Теперь мы уже не бегали от Сергея, и он свой кефир пил в одиночестве, сам с собой разыгрывая шахматные партии. И всегда выигрывая у воображаемого противника.
Мы приходили на свою полянку, и Матильда сразу же сбрасывала с себя халат и рубашку, аккуратно стелила их на примятую траву, не успевшую выпрямиться со вчерашнего дня, в изголовье клала куртку от моей пижамы и ложилась. Голая, она вела себя так же естественно, как и одетая, и никакие позы не приводили ее в смущение. Когда я осторожно попытался выведать, откуда у нее эти навыки, она объяснила, что неподалеку от немецкого города Ростока есть такой "дикий" – если по-нашему – пляж, где голяком, без различия пола и возраста, даже играют в волейбол, что дома она тоже ходит голой, и отец шлепает ее по попе и делает вид, что сердится. Матильду забавляла моя азиатчина, а я никак не мог представить себе, как это можно привыкнуть к наготе женского тела – тем более, многих женских тел, – и не желать их всех сразу или, наоборот, поборов это желание, перестать желать совсем, атрофироваться и превратиться в нечто среднего рода? Голое женское тело – оно, как хорошая музыка, должно быть выстрадано, заслужено тобой, оно не должно превращаться в обыденность, повседневность, привычку; к нему, к голому телу, притрагиваешься, как к божеству. Оно и есть Божество, может, единственное на всем свете.

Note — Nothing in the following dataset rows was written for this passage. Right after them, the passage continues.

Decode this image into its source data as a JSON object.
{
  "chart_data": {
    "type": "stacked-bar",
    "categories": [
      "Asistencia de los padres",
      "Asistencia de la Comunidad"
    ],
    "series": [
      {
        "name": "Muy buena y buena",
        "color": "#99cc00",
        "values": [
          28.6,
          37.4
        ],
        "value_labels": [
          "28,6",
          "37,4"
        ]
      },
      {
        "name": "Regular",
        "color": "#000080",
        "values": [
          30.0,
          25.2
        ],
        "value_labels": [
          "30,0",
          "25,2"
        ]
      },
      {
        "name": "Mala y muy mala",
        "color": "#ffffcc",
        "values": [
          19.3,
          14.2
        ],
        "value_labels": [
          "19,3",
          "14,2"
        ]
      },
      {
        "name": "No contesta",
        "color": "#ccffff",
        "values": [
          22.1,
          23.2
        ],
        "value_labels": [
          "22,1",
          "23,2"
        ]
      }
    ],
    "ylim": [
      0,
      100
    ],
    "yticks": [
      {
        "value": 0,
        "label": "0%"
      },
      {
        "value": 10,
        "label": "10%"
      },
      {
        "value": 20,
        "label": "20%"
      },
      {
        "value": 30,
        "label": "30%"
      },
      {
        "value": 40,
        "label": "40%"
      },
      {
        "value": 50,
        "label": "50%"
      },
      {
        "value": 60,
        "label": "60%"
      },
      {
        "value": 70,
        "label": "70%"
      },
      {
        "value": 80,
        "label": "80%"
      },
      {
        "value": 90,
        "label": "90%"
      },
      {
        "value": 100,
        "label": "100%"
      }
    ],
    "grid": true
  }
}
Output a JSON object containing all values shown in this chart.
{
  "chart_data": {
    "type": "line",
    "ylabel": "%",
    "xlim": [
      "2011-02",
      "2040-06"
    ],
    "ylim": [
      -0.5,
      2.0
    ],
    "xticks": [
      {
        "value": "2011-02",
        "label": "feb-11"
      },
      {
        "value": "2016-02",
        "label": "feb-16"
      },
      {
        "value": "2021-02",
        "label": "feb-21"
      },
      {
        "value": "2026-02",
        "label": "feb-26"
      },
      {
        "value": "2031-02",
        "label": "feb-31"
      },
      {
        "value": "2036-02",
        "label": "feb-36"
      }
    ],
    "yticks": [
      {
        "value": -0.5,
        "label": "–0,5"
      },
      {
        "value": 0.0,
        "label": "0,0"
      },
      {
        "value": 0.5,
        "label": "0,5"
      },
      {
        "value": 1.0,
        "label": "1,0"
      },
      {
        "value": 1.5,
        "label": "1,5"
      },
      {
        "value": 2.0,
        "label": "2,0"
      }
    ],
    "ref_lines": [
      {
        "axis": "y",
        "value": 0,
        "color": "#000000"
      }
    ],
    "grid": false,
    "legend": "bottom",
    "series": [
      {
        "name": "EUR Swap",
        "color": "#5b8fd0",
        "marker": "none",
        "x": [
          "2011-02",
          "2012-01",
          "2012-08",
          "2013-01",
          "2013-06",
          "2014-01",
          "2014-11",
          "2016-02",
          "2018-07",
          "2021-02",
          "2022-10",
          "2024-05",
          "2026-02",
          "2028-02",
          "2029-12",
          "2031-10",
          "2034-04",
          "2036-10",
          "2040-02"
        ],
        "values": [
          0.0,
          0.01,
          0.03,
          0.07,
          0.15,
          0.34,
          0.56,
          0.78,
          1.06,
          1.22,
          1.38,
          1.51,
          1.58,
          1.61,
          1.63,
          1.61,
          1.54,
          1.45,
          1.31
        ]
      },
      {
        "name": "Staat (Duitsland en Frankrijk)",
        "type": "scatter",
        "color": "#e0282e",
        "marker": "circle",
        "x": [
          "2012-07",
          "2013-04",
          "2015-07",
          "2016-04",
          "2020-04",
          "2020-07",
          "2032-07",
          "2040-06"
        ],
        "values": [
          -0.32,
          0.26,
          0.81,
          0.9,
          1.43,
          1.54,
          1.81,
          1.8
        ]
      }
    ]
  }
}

И когда я смотрел на Матильду, на ее естественные движения, и когда представлял себе ее где-то там, в загадочном Ростоке, в этой странной Германии, где, оказывается, немцы изначально не были воодушевлены строительством социалисмуса, существуя как бы отрешенными от действительности на положении пленных, обязанных выполнять желания победителей, не впуская действительность в свои души, мысли мои путались, и я не знал, что же сам я такое на самом деле, не есть ли я выдумка самого себя. Вроде мне не должно быть никакого дела до матильдиного прошлого, но все равно – внутри держалось какое-то беспокойство, что откроется что-то еще, более непонятное и пугающее. Матильда являла собой для меня сплошную загадку, и уж конечно, она не была ангелом. Так ведь и я тоже им не был. Наконец, Сочи – это такое место, где все подпадают под действие каких-то, только этим местам присущих, чар, уравнивающих всех между собой, и это совсем не то место, где надо ломать себе голову над происходящим, доискиваться, кто, что и почему.
Нет, все-таки я привык, потому что все, что повторяется регулярно, рано или поздно становится привычкой. Иначе я бы не впадал в пространные рассуждения. Ведь не приходили же они мне в голову в первые дни нашей любви. Тогда все заслоняла страсть, а у страсти нет слов, нет убеждений, а есть лишь запахи, звуки, прикосновения, стук сердца и жажда обладания, которую, кажется, ничем не утолить. И вот это все прошло, остались лишь минуты близости и опустошенность.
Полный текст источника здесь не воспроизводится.